C-Y.L.  : D’où vient ta conception de la création ?

H-C.S. : A mon arrivée à Venise, je ne réfléchissais pas à ce que je devais faire et laissais mon imagination s’exprimer. Je faisais du collage et beaucoup d’expériences avec des matériaux. Je trouve que c’était un bon exercice. Et à la fin, j’ai trouvé mon propre langage visuel, mon style. Les œuvres montrent une peinture pleine de couleurs, avec moins de collages mais différents matériaux. Je pense que cette étape était importante et qu’il y a un lien entre avant et maintenant.

C-Y.L.  : Penses-tu que ton esprit créatif a changé depuis que tu peins ?

H-C.S. : Oui, pour moi la création me permet de me reconnaître mieux et je peux créer mon propre langage visuel. C’est comme si l’univers venait de se former, nous ne connaissons aucun signe, aucune écriture et aucun langage. Ensuite, par exemple, Lao zi qui écrit Tao Tö King (Livre de la Voie et de la Vertu) explique tout ce que nous ne pouvons pas toucher, c’est ‘‘Tao’’. C’est un concept abstrait. Pareillement, quand je peins, je recherche également un élément que nous ne pouvons pas expliquer, ni raconter. Il faut peut-être utiliser une couleur, un signe ou un trait. Je ne veux pas m’exprimer à travers une vraie écriture, mais avec une couleur, un trait abstrait pour fonder mon idée.

C-Y.L.  : Est-ce que ton objet principal de création , le ‘‘blanc’’,  vient de là ?

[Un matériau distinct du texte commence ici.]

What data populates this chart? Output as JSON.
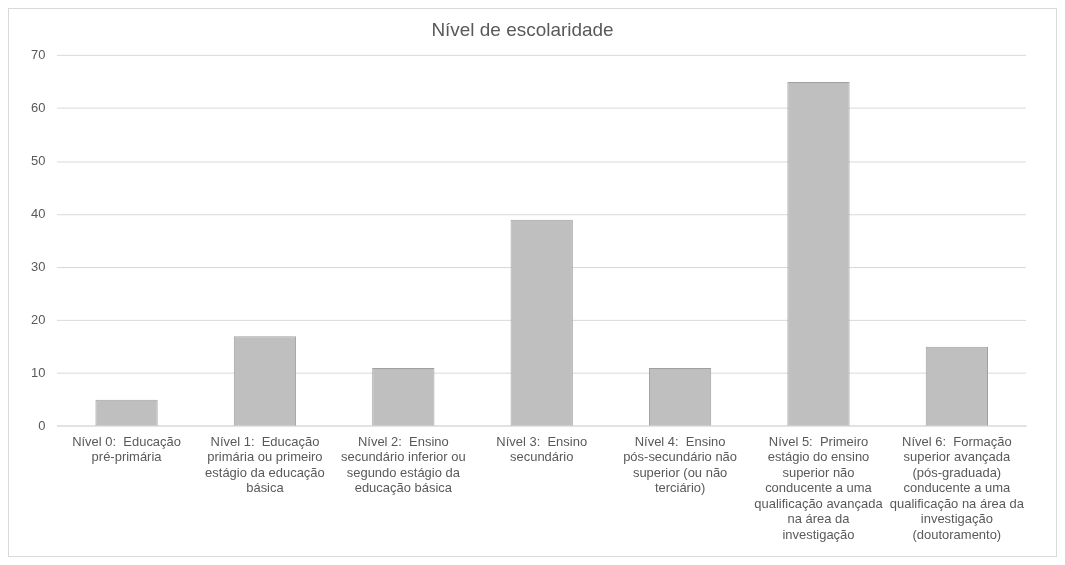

H-C.S. : Tout à fait. Je pense que le ‘‘blanc’’ peut interpréter la partie abstraite et non nécessiter une explication par l’écriture. Pour moi, le blanc représente un espace qui supporte beaucoup d’éléments primitifs, inintelligibles et inexplicables. Il est lié à ma propre expérience en Italie. Lorsque je suis venue ici, au tout début, je ne parlais pas bien italien, cette situation m’a permis de simplifier l’émotion, l’explication. Le changement de langage influence ma pensée, la simplification de l’image et le manque de la langue, les deux s’influencent l’une et l’autre. J’utilise cette notion depuis 2010, lorsque j’ai commencé à créer les œuvres à Venise. C’est devenue une sorte d’idéologie en terme de création, je pense que je continuerai jusqu’au bout. Actuellement, je profite encore de cette simplification des émotions, développant les créations autour du ‘‘blanc’’. J’ai peur que si je prolonge dans l’environnement de ma langue maternelle, je ne puisse plus créer.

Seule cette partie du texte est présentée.